When I was in my God hating atheist stage (long time ago) I was a fanatic for classical music, especially Mozart, and Bach. Despite the bad case of Jesus willies, I always found myself drawn to sacred music. Somehow the pieces written for God were always deeper, more luminous- they just had something that moved me, sometimes to tears.
I find I enjoy simpler musical forms anymore. I love the Traditional American stuff: Old Time, Bluegrass, Cowboy, Blues, even some Cajun here and there. But mostly Old Time, and Bluegrass. The mountain music touches me where I live. Like this simple, rawboned song which has been running in my head for days now:
For Ximeze, and all of us


Djadja said...

We hear while we live in the womb, while we are forming in the darkness.

Djadja said...

The Carter Family piece jwm linked to reminded me of a funeral I went to for a good neighbor, slain in a gang initiation. He was a musician in a family of traditional appalachian Christians. It was an intimate funeral, and we were welcomed outsiders. The music was familiar, but what I was not prepared for was when some of the women began keening. I may as well have been in another land or another time. A sound unlike anything I had ever heard, it raised the hair on the back of my neck. it opened the door to the numinous.

Northern Bandit said...

I was confused by the "Best Blog" site for a bit. I nominated OC, but couldn't figure out how/when to actually vote. Finally read the fine print and discovered voting isn't until January. They could make that a bit more obvious with better site design.

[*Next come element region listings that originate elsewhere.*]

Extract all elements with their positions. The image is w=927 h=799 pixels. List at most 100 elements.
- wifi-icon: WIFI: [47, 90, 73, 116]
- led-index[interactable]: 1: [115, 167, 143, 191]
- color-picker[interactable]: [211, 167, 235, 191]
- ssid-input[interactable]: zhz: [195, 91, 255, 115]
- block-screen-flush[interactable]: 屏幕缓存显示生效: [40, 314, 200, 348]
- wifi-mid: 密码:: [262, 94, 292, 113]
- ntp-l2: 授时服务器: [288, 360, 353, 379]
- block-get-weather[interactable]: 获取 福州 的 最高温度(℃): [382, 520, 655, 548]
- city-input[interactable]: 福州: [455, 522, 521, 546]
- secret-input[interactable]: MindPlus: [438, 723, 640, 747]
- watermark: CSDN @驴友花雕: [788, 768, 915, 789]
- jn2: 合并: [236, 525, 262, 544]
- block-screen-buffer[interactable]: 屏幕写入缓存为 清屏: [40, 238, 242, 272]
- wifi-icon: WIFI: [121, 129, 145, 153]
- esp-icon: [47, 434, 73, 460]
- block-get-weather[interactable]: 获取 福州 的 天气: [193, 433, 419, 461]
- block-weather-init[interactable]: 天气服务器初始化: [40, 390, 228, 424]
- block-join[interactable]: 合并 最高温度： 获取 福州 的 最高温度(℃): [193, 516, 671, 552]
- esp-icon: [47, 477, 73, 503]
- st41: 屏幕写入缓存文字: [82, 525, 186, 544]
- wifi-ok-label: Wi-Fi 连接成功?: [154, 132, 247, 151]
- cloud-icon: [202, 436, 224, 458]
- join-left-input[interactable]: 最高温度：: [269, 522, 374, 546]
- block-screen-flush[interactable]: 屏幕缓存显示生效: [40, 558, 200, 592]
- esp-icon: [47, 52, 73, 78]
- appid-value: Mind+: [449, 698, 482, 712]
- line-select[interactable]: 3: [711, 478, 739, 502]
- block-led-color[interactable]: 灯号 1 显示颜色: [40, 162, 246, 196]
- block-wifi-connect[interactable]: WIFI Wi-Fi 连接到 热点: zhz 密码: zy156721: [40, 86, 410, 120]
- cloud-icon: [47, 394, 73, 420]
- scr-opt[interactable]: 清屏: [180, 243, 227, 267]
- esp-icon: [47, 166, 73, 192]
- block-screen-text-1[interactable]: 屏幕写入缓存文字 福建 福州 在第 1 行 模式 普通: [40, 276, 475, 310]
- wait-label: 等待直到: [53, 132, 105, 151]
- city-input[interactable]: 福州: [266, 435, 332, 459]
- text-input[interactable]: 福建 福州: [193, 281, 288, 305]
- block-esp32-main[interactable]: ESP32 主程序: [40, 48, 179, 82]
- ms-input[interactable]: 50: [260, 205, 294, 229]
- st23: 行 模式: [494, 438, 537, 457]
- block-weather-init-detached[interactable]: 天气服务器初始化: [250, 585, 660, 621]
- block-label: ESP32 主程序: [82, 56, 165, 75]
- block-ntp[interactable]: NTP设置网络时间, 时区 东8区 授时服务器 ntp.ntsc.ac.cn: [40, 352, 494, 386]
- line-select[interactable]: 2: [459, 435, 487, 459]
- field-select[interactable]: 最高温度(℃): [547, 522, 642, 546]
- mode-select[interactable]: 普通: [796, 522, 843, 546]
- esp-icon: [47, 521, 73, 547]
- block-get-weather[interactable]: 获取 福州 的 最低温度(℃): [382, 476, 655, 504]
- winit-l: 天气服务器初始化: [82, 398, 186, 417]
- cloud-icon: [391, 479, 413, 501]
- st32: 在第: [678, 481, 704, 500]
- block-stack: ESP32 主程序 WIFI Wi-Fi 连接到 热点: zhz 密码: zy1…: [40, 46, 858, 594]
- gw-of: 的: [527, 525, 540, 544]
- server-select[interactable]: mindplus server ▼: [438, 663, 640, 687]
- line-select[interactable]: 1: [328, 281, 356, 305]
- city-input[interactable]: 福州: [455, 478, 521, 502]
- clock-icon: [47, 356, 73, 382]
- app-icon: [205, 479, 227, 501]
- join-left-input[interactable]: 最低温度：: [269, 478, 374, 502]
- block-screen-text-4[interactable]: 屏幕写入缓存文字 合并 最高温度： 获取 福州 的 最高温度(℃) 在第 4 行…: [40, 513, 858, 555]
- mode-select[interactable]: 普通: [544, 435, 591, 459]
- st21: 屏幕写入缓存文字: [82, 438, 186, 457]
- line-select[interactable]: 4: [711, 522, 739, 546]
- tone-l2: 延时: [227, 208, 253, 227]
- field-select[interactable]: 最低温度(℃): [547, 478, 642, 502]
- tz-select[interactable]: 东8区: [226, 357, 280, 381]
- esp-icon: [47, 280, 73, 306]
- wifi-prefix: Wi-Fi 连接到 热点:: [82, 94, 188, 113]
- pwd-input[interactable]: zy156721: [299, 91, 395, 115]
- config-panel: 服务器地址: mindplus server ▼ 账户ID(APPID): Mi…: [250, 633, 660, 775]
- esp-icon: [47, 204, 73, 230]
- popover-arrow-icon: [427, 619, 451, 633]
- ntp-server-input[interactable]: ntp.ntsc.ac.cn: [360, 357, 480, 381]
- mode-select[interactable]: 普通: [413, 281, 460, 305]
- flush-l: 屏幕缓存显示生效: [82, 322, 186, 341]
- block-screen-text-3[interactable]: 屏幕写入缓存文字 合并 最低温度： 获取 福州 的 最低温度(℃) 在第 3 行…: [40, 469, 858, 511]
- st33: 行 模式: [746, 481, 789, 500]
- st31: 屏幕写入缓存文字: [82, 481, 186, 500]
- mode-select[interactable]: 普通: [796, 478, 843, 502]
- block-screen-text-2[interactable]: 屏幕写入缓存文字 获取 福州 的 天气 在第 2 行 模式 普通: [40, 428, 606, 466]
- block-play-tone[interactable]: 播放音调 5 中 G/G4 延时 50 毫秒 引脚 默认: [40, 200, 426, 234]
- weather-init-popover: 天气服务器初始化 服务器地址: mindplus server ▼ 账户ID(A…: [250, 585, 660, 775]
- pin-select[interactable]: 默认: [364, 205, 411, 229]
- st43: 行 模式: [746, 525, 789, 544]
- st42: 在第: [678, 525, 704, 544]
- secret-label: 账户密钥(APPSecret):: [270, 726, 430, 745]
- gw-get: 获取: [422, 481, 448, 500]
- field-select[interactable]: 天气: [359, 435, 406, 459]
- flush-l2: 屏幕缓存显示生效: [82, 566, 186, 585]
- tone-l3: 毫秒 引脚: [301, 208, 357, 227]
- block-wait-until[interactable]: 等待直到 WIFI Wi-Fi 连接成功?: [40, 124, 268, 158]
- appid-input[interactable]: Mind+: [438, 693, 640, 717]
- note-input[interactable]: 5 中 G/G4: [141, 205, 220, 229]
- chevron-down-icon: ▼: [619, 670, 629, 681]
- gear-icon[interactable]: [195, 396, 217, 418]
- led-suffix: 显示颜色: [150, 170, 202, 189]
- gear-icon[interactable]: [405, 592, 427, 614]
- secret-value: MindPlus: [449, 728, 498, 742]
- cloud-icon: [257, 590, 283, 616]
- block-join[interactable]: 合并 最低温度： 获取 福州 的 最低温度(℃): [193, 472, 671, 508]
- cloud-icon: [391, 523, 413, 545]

Also noted Queeglings nominating the truly execrable LGF for best religious blog. *shudder*

Northern Bandit said...

With respect to Queeg's "religion" the Times of London today observes:

Darwin looked forward to a time when Europeans and Americans would exterminate those he termed “savages”. Many of the anthropomorphous apes would also be wiped out, he predicted, and the break between man and beast would then occur “between man in a more civilized state, as we may hope, even than the Caucasian, and some ape as low as a baboon; instead of as now between the Negro or Australian and the gorilla”. He took a sanguine view of genocide, believing it to be imminent and inevitable. “Looking to the world at no very distant date,” he wrote to a friend in 1881, “what an endless number of the lower races will have been eliminated by the higher civilized races throughout the world.”

Countdown still in effect as to when Queeg "turns" on Israel and ultimately the Jews generally. It must be really tough for him, hiding those "progressive" impulses long enough for people to forget his ironic "Religion of Peace" heyday.

Northern Bandit said...

Happy Veterans Day to all coons who served, are serving, or had/have family members who served.

I didn't (vision issue) but my dad was in the Navy. Those old pictures of him in uniform still inform my sense of what it means to be a "real man".

Northern Bandit said...

Special Veterans Day salute to USS Ben! Thanks for serving, Ben!

slackosopher said...

There is no truer truth obtainable
By Man than comes of music.
~Robert Browning

Susannah said...

"in fact, I'm sure we don't -- the psychological effects of having light at night; not just a little candle, mind you, but the complete conquest of darkness."

That's really something to contemplate!